The thought of one of Joanna’s unarmed Animal Control officers facing down a pair of gun-toting conspiracy nuts wasn’t something she wanted to contemplate. And she didn’t want the actions of her ACO inadvertently to provoke a Cochise County version of Waco‘s Branch Davidian shoot-out.

“Leave them alone,” she said.

“But, Sheriff…” Jeannine began. “If we ignore them, we’re just letting them get away with it.”

“No buts,” Joanna snapped. “I’m ordering you to stay away from them, Jeannine, and I mean that’s a direct order. Billy and Clarence O’Dwyer are dangerous men. The two of them would make mincemeat out of you.”

“What are we supposed to do? Turn our backs? Let them keep on doing what they’re doing?”

“What you think they’re doing,” Joanna corrected. “Look, Jeannine. I understand how you feel. Don’t forget, I’m every bit as much of an animal lover as you are, but the sheriff’s department is a law enforcement agency. What you suspect the O’Dwyers of doing is very much against the law, but in order to catch them at it, we have to have more than unsubstantiated suspicions. We have to put a team of people on this and conduct a real investigation. Not only that, we’re going to have to follow the rule of law while we do it. We have to have probable cause, properly drawn search warrants, and all those other things-the crossed t’s and dotted i’s -that will stand up in court. Believe me, when we do go in there, we’ll do it with officers who are armed and trained to handle those guys, not with one officer acting on her own. Understand?”

Jeannine Phillips nodded glumly. “Yes, ma’am,” she said.

A swinging door on the far side of the lobby opened, and Dr. Millicent Ross strode into the room. She was a heavyset woman with gray hair pulled into a knot at the back of her neck. Her brusque exterior belied a life lived with unstinting kindness.

“It’s still touch and go, Jeannine,” she said. “But I think that tough little guy of yours may make it.”

Jeannine’s previously grim countenance brightened. “Really?” she asked.
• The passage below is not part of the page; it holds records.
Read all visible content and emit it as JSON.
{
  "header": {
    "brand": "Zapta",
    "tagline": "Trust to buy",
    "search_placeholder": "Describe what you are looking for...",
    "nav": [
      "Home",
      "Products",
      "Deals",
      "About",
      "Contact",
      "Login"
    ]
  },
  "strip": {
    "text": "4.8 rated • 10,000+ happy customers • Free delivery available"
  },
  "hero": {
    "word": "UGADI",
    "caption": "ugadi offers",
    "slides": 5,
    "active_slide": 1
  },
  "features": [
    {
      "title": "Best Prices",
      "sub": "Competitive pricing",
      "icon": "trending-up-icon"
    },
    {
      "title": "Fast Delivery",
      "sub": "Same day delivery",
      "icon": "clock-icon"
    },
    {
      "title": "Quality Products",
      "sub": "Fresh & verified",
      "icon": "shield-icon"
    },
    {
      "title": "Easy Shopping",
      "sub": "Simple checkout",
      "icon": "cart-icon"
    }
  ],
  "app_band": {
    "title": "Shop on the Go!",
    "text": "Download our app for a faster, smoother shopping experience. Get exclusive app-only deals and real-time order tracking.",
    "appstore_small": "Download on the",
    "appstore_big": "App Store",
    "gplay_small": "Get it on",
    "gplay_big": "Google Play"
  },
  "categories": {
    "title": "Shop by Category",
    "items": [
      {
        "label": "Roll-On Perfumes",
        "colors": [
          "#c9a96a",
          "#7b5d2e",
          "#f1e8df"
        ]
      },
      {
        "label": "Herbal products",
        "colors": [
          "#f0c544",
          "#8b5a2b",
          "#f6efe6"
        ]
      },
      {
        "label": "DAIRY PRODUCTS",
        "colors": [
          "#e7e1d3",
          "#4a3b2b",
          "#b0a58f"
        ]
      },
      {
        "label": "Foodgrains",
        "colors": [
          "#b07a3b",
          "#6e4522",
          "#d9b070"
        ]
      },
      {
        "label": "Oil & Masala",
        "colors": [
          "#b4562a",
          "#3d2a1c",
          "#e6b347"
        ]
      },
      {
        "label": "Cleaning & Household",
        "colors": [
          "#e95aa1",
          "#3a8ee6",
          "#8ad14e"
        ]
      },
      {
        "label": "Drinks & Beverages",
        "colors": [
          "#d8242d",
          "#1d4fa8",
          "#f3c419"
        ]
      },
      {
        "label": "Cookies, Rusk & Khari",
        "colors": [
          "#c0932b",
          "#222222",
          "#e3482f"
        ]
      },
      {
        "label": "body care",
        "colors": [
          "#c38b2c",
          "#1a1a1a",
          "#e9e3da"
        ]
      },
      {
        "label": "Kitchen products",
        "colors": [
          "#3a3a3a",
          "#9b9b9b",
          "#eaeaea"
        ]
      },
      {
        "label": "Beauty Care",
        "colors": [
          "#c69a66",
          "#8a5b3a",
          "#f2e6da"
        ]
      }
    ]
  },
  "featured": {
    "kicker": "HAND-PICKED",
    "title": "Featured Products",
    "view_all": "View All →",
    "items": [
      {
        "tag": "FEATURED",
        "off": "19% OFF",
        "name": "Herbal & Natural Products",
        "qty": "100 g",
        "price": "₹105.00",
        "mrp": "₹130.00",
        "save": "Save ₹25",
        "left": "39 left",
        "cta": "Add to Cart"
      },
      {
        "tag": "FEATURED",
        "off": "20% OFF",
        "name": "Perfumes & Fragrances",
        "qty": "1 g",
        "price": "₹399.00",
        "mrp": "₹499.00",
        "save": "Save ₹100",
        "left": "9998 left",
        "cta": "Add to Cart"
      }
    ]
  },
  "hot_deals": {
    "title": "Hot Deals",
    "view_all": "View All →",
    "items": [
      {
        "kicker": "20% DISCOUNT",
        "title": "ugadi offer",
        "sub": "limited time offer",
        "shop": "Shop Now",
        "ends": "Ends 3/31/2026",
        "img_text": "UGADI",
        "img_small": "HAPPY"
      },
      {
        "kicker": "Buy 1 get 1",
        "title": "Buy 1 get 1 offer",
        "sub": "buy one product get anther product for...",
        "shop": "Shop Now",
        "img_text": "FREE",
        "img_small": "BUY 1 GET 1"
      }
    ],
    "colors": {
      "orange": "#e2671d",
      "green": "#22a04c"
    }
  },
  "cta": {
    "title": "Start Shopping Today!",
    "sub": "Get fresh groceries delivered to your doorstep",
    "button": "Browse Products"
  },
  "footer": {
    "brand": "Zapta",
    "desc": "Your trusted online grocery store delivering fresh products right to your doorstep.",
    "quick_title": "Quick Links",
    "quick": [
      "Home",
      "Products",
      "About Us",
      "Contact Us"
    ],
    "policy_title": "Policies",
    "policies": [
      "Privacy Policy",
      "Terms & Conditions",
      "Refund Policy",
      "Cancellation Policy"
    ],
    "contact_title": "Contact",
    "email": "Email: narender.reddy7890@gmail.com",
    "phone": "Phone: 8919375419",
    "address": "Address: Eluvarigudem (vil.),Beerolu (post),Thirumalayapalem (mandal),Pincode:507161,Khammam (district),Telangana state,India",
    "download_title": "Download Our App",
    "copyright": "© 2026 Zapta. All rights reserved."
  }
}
“Really,” Dr. Ross answered. “The damage looked far worse than it was. I’ve stitched him back up. He’d lost a lot of blood, though, and he was very dehydrated, so I’m keeping him sedated and on an IV If you hadn’t brought him in right when you did, though, it would have been an entirely different story. He’d have been a goner.”

Jeannine scrambled to her feet. “I’ll be going then. Thanks, Mil. Thanks a lot.” At the door she stopped and turned back. “I’ll come back later to check on him.”
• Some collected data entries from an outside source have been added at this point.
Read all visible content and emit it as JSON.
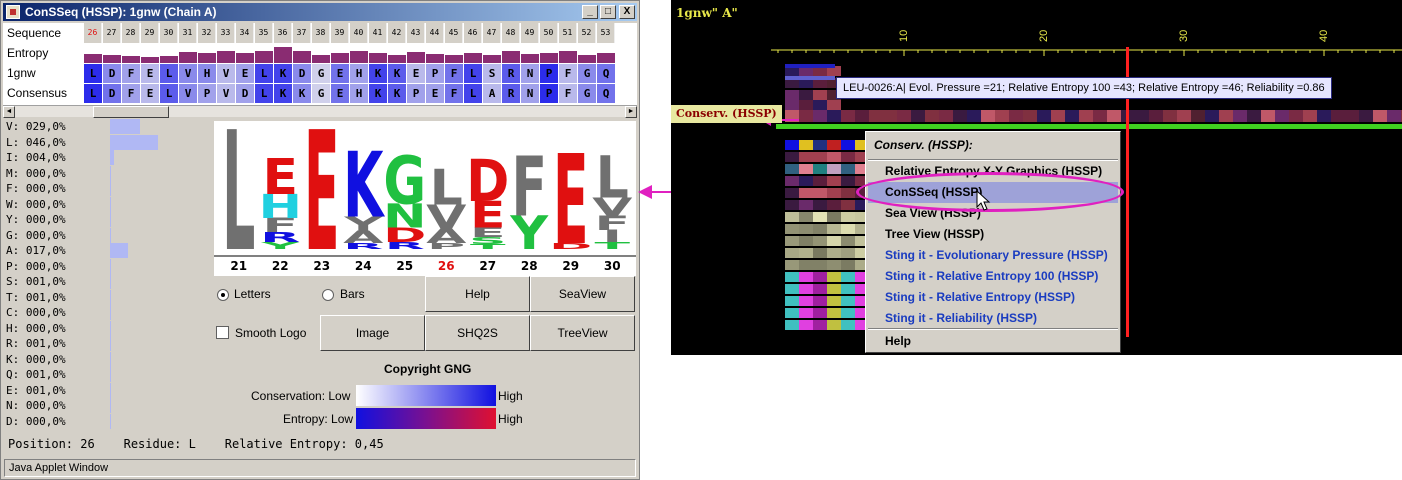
{
  "window": {
    "title": "ConSSeq (HSSP): 1gnw (Chain A)",
    "buttons": [
      "_",
      "□",
      "X"
    ]
  },
  "alignment": {
    "row_labels": [
      "Sequence",
      "Entropy",
      "1gnw",
      "Consensus"
    ],
    "numbers": [
      "26",
      "27",
      "28",
      "29",
      "30",
      "31",
      "32",
      "33",
      "34",
      "35",
      "36",
      "37",
      "38",
      "39",
      "40",
      "41",
      "42",
      "43",
      "44",
      "45",
      "46",
      "47",
      "48",
      "49",
      "50",
      "51",
      "52",
      "53"
    ],
    "current_number": "26",
    "entropy": [
      0.45,
      0.4,
      0.35,
      0.3,
      0.35,
      0.55,
      0.5,
      0.6,
      0.5,
      0.6,
      0.8,
      0.6,
      0.4,
      0.5,
      0.6,
      0.5,
      0.4,
      0.55,
      0.45,
      0.4,
      0.5,
      0.4,
      0.6,
      0.45,
      0.5,
      0.6,
      0.4,
      0.5
    ],
    "seq_1gnw": [
      "L",
      "D",
      "F",
      "E",
      "L",
      "V",
      "H",
      "V",
      "E",
      "L",
      "K",
      "D",
      "G",
      "E",
      "H",
      "K",
      "K",
      "E",
      "P",
      "F",
      "L",
      "S",
      "R",
      "N",
      "P",
      "F",
      "G",
      "Q"
    ],
    "seq_consensus": [
      "L",
      "D",
      "F",
      "E",
      "L",
      "V",
      "P",
      "V",
      "D",
      "L",
      "K",
      "K",
      "G",
      "E",
      "H",
      "K",
      "K",
      "P",
      "E",
      "F",
      "L",
      "A",
      "R",
      "N",
      "P",
      "F",
      "G",
      "Q"
    ],
    "conservation_1gnw": [
      0.9,
      0.5,
      0.4,
      0.3,
      0.7,
      0.5,
      0.5,
      0.3,
      0.4,
      0.8,
      0.8,
      0.5,
      0.2,
      0.6,
      0.4,
      0.8,
      0.7,
      0.3,
      0.4,
      0.6,
      0.8,
      0.3,
      0.7,
      0.4,
      0.9,
      0.3,
      0.5,
      0.6
    ],
    "conservation_consensus": [
      0.9,
      0.6,
      0.4,
      0.3,
      0.7,
      0.5,
      0.4,
      0.3,
      0.4,
      0.8,
      0.8,
      0.5,
      0.2,
      0.6,
      0.4,
      0.8,
      0.7,
      0.4,
      0.4,
      0.6,
      0.8,
      0.3,
      0.7,
      0.4,
      0.9,
      0.3,
      0.5,
      0.6
    ],
    "scroll_left": "◄",
    "scroll_right": "►"
  },
  "frequencies": [
    {
      "text": "V: 029,0%",
      "value": 29.0
    },
    {
      "text": "L: 046,0%",
      "value": 46.0
    },
    {
      "text": "I: 004,0%",
      "value": 4.0
    },
    {
      "text": "M: 000,0%",
      "value": 0.0
    },
    {
      "text": "F: 000,0%",
      "value": 0.0
    },
    {
      "text": "W: 000,0%",
      "value": 0.0
    },
    {
      "text": "Y: 000,0%",
      "value": 0.0
    },
    {
      "text": "G: 000,0%",
      "value": 0.0
    },
    {
      "text": "A: 017,0%",
      "value": 17.0
    },
    {
      "text": "P: 000,0%",
      "value": 0.0
    },
    {
      "text": "S: 001,0%",
      "value": 1.0
    },
    {
      "text": "T: 001,0%",
      "value": 1.0
    },
    {
      "text": "C: 000,0%",
      "value": 0.0
    },
    {
      "text": "H: 000,0%",
      "value": 0.0
    },
    {
      "text": "R: 001,0%",
      "value": 1.0
    },
    {
      "text": "K: 000,0%",
      "value": 0.0
    },
    {
      "text": "Q: 001,0%",
      "value": 1.0
    },
    {
      "text": "E: 001,0%",
      "value": 1.0
    },
    {
      "text": "N: 000,0%",
      "value": 0.0
    },
    {
      "text": "D: 000,0%",
      "value": 0.0
    }
  ],
  "logo": {
    "positions": [
      "21",
      "22",
      "23",
      "24",
      "25",
      "26",
      "27",
      "28",
      "29",
      "30"
    ],
    "current_position": "26",
    "columns": [
      [
        {
          "c": "L",
          "color": "#707070",
          "h": 1.0
        }
      ],
      [
        {
          "c": "E",
          "color": "#e01010",
          "h": 0.3
        },
        {
          "c": "H",
          "color": "#20d0e0",
          "h": 0.2
        },
        {
          "c": "F",
          "color": "#707070",
          "h": 0.12
        },
        {
          "c": "R",
          "color": "#1010e0",
          "h": 0.08
        },
        {
          "c": "Y",
          "color": "#20c040",
          "h": 0.06
        }
      ],
      [
        {
          "c": "E",
          "color": "#e01010",
          "h": 1.0
        }
      ],
      [
        {
          "c": "K",
          "color": "#1010e0",
          "h": 0.55
        },
        {
          "c": "Y",
          "color": "#707070",
          "h": 0.12
        },
        {
          "c": "A",
          "color": "#707070",
          "h": 0.1
        },
        {
          "c": "R",
          "color": "#1010e0",
          "h": 0.05
        }
      ],
      [
        {
          "c": "G",
          "color": "#20c040",
          "h": 0.4
        },
        {
          "c": "N",
          "color": "#20c040",
          "h": 0.2
        },
        {
          "c": "D",
          "color": "#e01010",
          "h": 0.12
        },
        {
          "c": "R",
          "color": "#1010e0",
          "h": 0.06
        }
      ],
      [
        {
          "c": "L",
          "color": "#707070",
          "h": 0.3
        },
        {
          "c": "V",
          "color": "#707070",
          "h": 0.2
        },
        {
          "c": "A",
          "color": "#707070",
          "h": 0.12
        },
        {
          "c": "P",
          "color": "#707070",
          "h": 0.05
        }
      ],
      [
        {
          "c": "D",
          "color": "#e01010",
          "h": 0.35
        },
        {
          "c": "E",
          "color": "#e01010",
          "h": 0.22
        },
        {
          "c": "E",
          "color": "#707070",
          "h": 0.08
        },
        {
          "c": "S",
          "color": "#20c040",
          "h": 0.06
        },
        {
          "c": "T",
          "color": "#20c040",
          "h": 0.04
        }
      ],
      [
        {
          "c": "F",
          "color": "#707070",
          "h": 0.5
        },
        {
          "c": "Y",
          "color": "#20c040",
          "h": 0.28
        }
      ],
      [
        {
          "c": "E",
          "color": "#e01010",
          "h": 0.75
        },
        {
          "c": "D",
          "color": "#e01010",
          "h": 0.05
        }
      ],
      [
        {
          "c": "L",
          "color": "#707070",
          "h": 0.35
        },
        {
          "c": "V",
          "color": "#707070",
          "h": 0.15
        },
        {
          "c": "F",
          "color": "#707070",
          "h": 0.12
        },
        {
          "c": "I",
          "color": "#707070",
          "h": 0.1
        },
        {
          "c": "T",
          "color": "#20c040",
          "h": 0.06
        }
      ]
    ]
  },
  "controls": {
    "letters": "Letters",
    "bars": "Bars",
    "smooth_logo": "Smooth Logo",
    "help": "Help",
    "seaview": "SeaView",
    "image": "Image",
    "shq2s": "SHQ2S",
    "treeview": "TreeView",
    "display_mode": "Letters",
    "smooth_logo_checked": false
  },
  "legend": {
    "copyright": "Copyright GNG",
    "conservation_label": "Conservation: Low",
    "entropy_label": "Entropy: Low",
    "high": "High",
    "conservation_colors": [
      "#ffffff",
      "#1010e0"
    ],
    "entropy_colors": [
      "#1010e0",
      "#e01030"
    ]
  },
  "status": {
    "text": "Position: 26    Residue: L    Relative Entropy: 0,45"
  },
  "applet_bar": "Java Applet Window",
  "viewer": {
    "chain_title": "1gnw\" A\"",
    "ticks": [
      "10",
      "20",
      "30",
      "40"
    ],
    "tooltip": "LEU-0026:A| Evol. Pressure =21; Relative Entropy 100 =43; Relative Entropy =46; Reliability =0.86",
    "track_label": "Conserv. (HSSP)",
    "colors": {
      "background": "#000000",
      "highlight": "#e020c0",
      "green_track": "#40d020",
      "red_line": "#ff2020"
    },
    "menu": {
      "header": "Conserv. (HSSP):",
      "items": [
        "Relative Entropy X-Y Graphics (HSSP)",
        "ConSSeq (HSSP)",
        "Sea View (HSSP)",
        "Tree View (HSSP)",
        "Sting it - Evolutionary Pressure (HSSP)",
        "Sting it - Relative Entropy 100 (HSSP)",
        "Sting it - Relative Entropy (HSSP)",
        "Sting it - Reliability (HSSP)"
      ],
      "selected": "ConSSeq (HSSP)",
      "help": "Help"
    }
  }
}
Once the ACO had left the waiting room, Joanna turned to Millicent Ross. “Jeannine told you the background on this?”

“The dogfight issue?” the vet asked. “Yes, she told me. And to that end, I took a number of photos to document the extent of the dog’s injuries. You’ll have those to use in court. If he lives, there’ll be plenty of scars, too.”

“About the charges then,” Joanna said, opening her wallet and removing a business card. “Since we’re hoping to use the dog as evidence, you should bill the sheriff’s department. Send it to my attention and I’ll see that it’s taken care of.”

“That won’t be necessary,” Millicent Ross said. “It’s already been handled.”

“Surely Jeannine didn’t agree to pay for the treatment. With what she makes, she couldn’t possibly afford-”

“There won’t be any charges, Sheriff Brady,” Dr. Ross said firmly. “This is a situation where I’m donating my services.”

Joanna was taken aback. “Are you sure?”

Dr. Ross smiled. “Absolutely,” she said.

“What about a microchip?” Joanna asked as an afterthought. “Did you find one so we’ll be able to locate the owner?”